The definitive solution to the humidity of the walls
For about twenty years the problem of humidity in the building sector has become more pressing, exacerbated by the obligation of thermal insulation, probably because, in the majority of cases, materials that are not always adequate for the purpose have been used. To tackle this problem, we often resort to making plasters stronger, harder, more waterproof, to resist the pressure of humidity.
New techniques have been tested, but always with the same results: delaying or diverting the escape of humidity from one's own sites, often worsening the situation, so much so that every new product aimed at eliminating humidity is viewed with distrust.
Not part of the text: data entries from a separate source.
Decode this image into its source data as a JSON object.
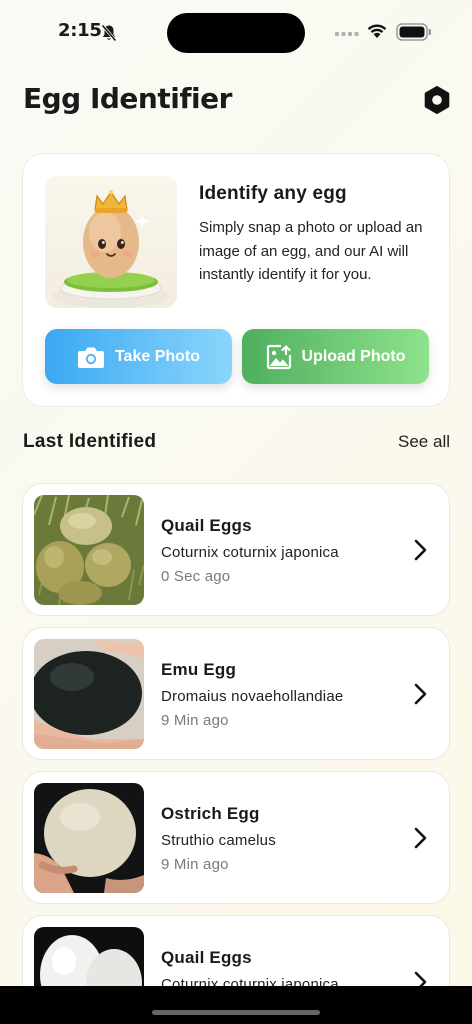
{
  "status": {
    "time": "2:15"
  },
  "header": {
    "title": "Egg Identifier"
  },
  "hero": {
    "heading": "Identify any egg",
    "description": "Simply snap a photo or upload an image of an egg, and our AI will instantly identify it for you.",
    "take_photo_label": "Take Photo",
    "upload_photo_label": "Upload Photo"
  },
  "section": {
    "title": "Last Identified",
    "see_all": "See all"
  },
  "items": [
    {
      "name": "Quail Eggs",
      "scientific": "Coturnix coturnix japonica",
      "time": "0 Sec ago"
    },
    {
      "name": "Emu Egg",
      "scientific": "Dromaius novaehollandiae",
      "time": "9 Min ago"
    },
    {
      "name": "Ostrich Egg",
      "scientific": "Struthio camelus",
      "time": "9 Min ago"
    },
    {
      "name": "Quail Eggs",
      "scientific": "Coturnix coturnix japonica",
      "time": ""
    }
  ],
  "icons": {
    "settings": "settings-icon",
    "camera": "camera-icon",
    "upload": "image-upload-icon",
    "chevron": "chevron-right-icon"
  },
  "colors": {
    "take_photo": "#3aa8f2",
    "upload_photo": "#4faf5f"
  }
}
The reason why humidity accumulates in the masonry is due to the fact that the partial pressure (Pv factor), at any point inside the wall is lower than the ambient partial pressure, which involves the diffusion of the humidity in the capillary way.
Masonry: the smaller the capillaries, the more it rises.
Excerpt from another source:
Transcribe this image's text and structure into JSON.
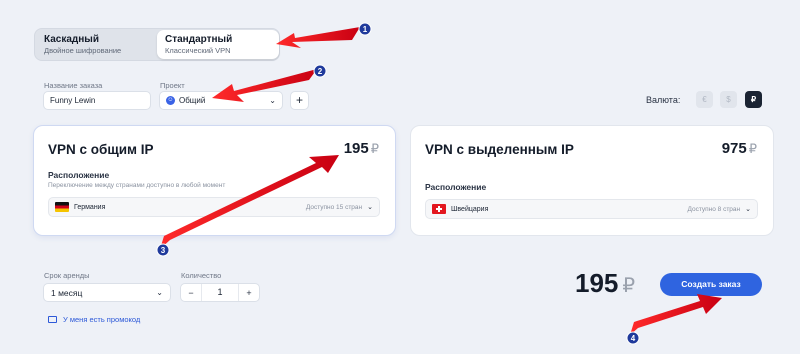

To combat humidity, research must therefore be directed towards two objectives:
- balance of the thermohygrometricity of the wall;
- trend reversal of the Pv factor, in the material with which to cover the masonry.
Up to now, in order to combat the phenomenon, attempts have been made to resist the thrust of the water vapor pressure, creating barriers with strongly anchoring plasters, not taking into account the fact that the vapor cannot be trapped, but must be favored in its escape. In fact, if we take a damp wall for example, removing the damaged plaster left uncovered by plaster, it dries up, because the steam, not finding resistance and facilitated by a favorable climatic situation, disperses into the air.
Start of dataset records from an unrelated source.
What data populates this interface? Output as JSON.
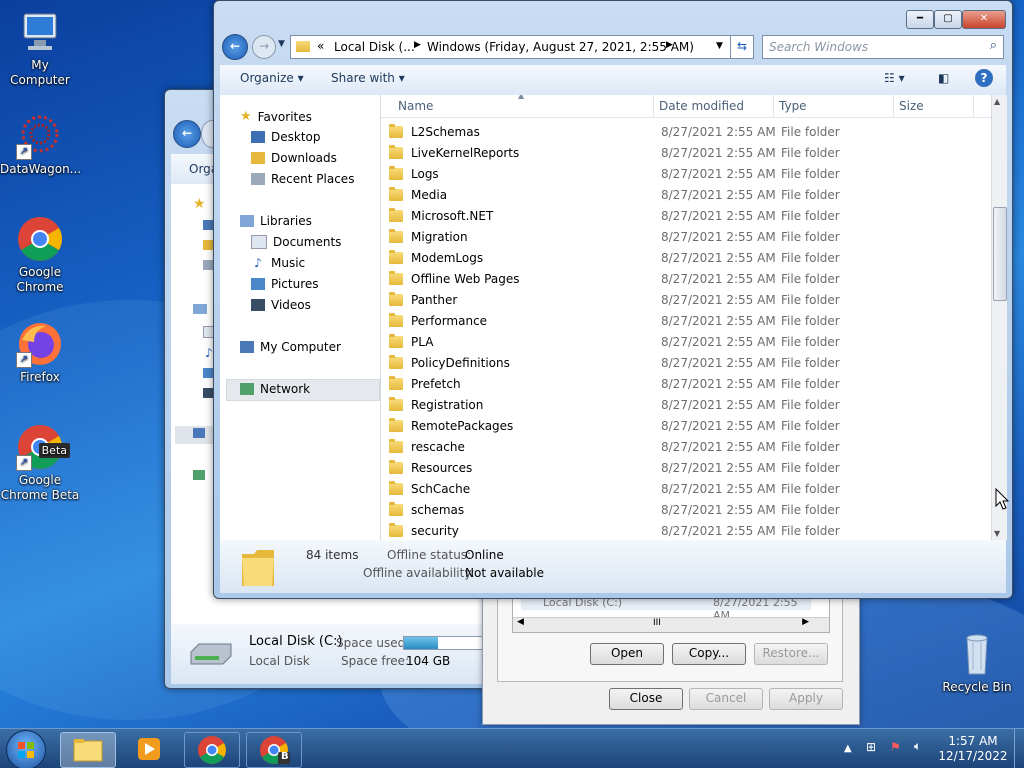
{
  "desktop": {
    "icons": [
      {
        "label": "My Computer",
        "icon": "computer-icon"
      },
      {
        "label": "DataWagon...",
        "icon": "datawagon-icon"
      },
      {
        "label": "Google Chrome",
        "icon": "chrome-icon"
      },
      {
        "label": "Firefox",
        "icon": "firefox-icon"
      },
      {
        "label": "Google Chrome Beta",
        "icon": "chrome-beta-icon",
        "badge": "Beta"
      },
      {
        "label": "Recycle Bin",
        "icon": "recycle-bin-icon"
      }
    ]
  },
  "back_window": {
    "organize_label": "Orga",
    "drive_name": "Local Disk (C:)",
    "drive_type": "Local Disk",
    "space_used_label": "Space used:",
    "space_free_label": "Space free:",
    "space_free_value": "104 GB",
    "space_used_fraction": 0.35
  },
  "properties_dialog": {
    "list_item_name": "Local Disk (C:)",
    "list_item_date": "8/27/2021 2:55 AM",
    "scroll_glyph": "III",
    "open_label": "Open",
    "copy_label": "Copy...",
    "restore_label": "Restore...",
    "close_label": "Close",
    "cancel_label": "Cancel",
    "apply_label": "Apply"
  },
  "explorer": {
    "breadcrumb": {
      "overflow": "«",
      "segments": [
        "Local Disk (...",
        "Windows (Friday, August 27, 2021, 2:55 AM)"
      ]
    },
    "search_placeholder": "Search Windows",
    "toolbar": {
      "organize": "Organize",
      "share_with": "Share with"
    },
    "nav": {
      "favorites": "Favorites",
      "desktop": "Desktop",
      "downloads": "Downloads",
      "recent_places": "Recent Places",
      "libraries": "Libraries",
      "documents": "Documents",
      "music": "Music",
      "pictures": "Pictures",
      "videos": "Videos",
      "my_computer": "My Computer",
      "network": "Network"
    },
    "columns": {
      "name": "Name",
      "date_modified": "Date modified",
      "type": "Type",
      "size": "Size"
    },
    "rows": [
      {
        "name": "L2Schemas",
        "date": "8/27/2021 2:55 AM",
        "type": "File folder"
      },
      {
        "name": "LiveKernelReports",
        "date": "8/27/2021 2:55 AM",
        "type": "File folder"
      },
      {
        "name": "Logs",
        "date": "8/27/2021 2:55 AM",
        "type": "File folder"
      },
      {
        "name": "Media",
        "date": "8/27/2021 2:55 AM",
        "type": "File folder"
      },
      {
        "name": "Microsoft.NET",
        "date": "8/27/2021 2:55 AM",
        "type": "File folder"
      },
      {
        "name": "Migration",
        "date": "8/27/2021 2:55 AM",
        "type": "File folder"
      },
      {
        "name": "ModemLogs",
        "date": "8/27/2021 2:55 AM",
        "type": "File folder"
      },
      {
        "name": "Offline Web Pages",
        "date": "8/27/2021 2:55 AM",
        "type": "File folder"
      },
      {
        "name": "Panther",
        "date": "8/27/2021 2:55 AM",
        "type": "File folder"
      },
      {
        "name": "Performance",
        "date": "8/27/2021 2:55 AM",
        "type": "File folder"
      },
      {
        "name": "PLA",
        "date": "8/27/2021 2:55 AM",
        "type": "File folder"
      },
      {
        "name": "PolicyDefinitions",
        "date": "8/27/2021 2:55 AM",
        "type": "File folder"
      },
      {
        "name": "Prefetch",
        "date": "8/27/2021 2:55 AM",
        "type": "File folder"
      },
      {
        "name": "Registration",
        "date": "8/27/2021 2:55 AM",
        "type": "File folder"
      },
      {
        "name": "RemotePackages",
        "date": "8/27/2021 2:55 AM",
        "type": "File folder"
      },
      {
        "name": "rescache",
        "date": "8/27/2021 2:55 AM",
        "type": "File folder"
      },
      {
        "name": "Resources",
        "date": "8/27/2021 2:55 AM",
        "type": "File folder"
      },
      {
        "name": "SchCache",
        "date": "8/27/2021 2:55 AM",
        "type": "File folder"
      },
      {
        "name": "schemas",
        "date": "8/27/2021 2:55 AM",
        "type": "File folder"
      },
      {
        "name": "security",
        "date": "8/27/2021 2:55 AM",
        "type": "File folder"
      }
    ],
    "details": {
      "count": "84 items",
      "offline_status_label": "Offline status:",
      "offline_status_value": "Online",
      "offline_availability_label": "Offline availability:",
      "offline_availability_value": "Not available"
    }
  },
  "taskbar": {
    "time": "1:57 AM",
    "date": "12/17/2022",
    "chrome_beta_badge": "B"
  },
  "colors": {
    "accent": "#3a6ea5",
    "selection": "#d9e8fb",
    "close": "#c7432d"
  }
}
This concerns the surface of the wall, but the drying does not take place inside the wall, that is, in the thickness. In fact, the humidity would continue to evaporate if the damp surface, stoned, remained constantly exposed to the air, with temperatures that were not too low. It can therefore be deduced that the dispersion or accumulation of humidity also depends in part on the climatic factor.
After all, condensation is a climatic consequence: the passage from the gaseous to the liquid state occurs due to temperature differences, in fact the intervention of chemical or physical cutting in the walls forces the operator, before applying the plaster on the treated parts, to wait about six months, to allow the residual humidity to be dried by the air. Despite this, a certain percentage of humidity always remains trapped under the finishing plasters.
Attempts to solve the problem of rising humidity have all been thwarted so far, because no one has found a way to interrupt the rise of humidity by capillarity at the root in a timely manner. Today, a new system puts an end to the destructive action of salts and the continuous degradation of the masonry caused by rising humidity from dispersed water.
Let us now examine the new dehumidification process by means of the depressurizing plaster; however, for a deeper understanding of the subject, it is necessary to compare the mass of humidity incorporated in the masonry to the environmental condensation effect: in an environment with of temperature, between this and the internal surfaces of the building elements, in climatic conditions characterized by an external temperature lower than the internal one, the water vapor has a higher partial pressure than the external one; this fact determines a tendency of the vapor itself to move from the inside towards the outside.
The steam flow in its movement tends to cross the separating constructive element, if the surfaces with which it comes into contact have a colder temperature, to such an extent that the vapor contained in the air is higher than the saturation limit value; the excess steam condenses on the surfaces of materials or finishes with characteristics of reduced permeability to the passage of steam: (glass, metal finish surfaces, etc.) this is humidity deriving from condensation.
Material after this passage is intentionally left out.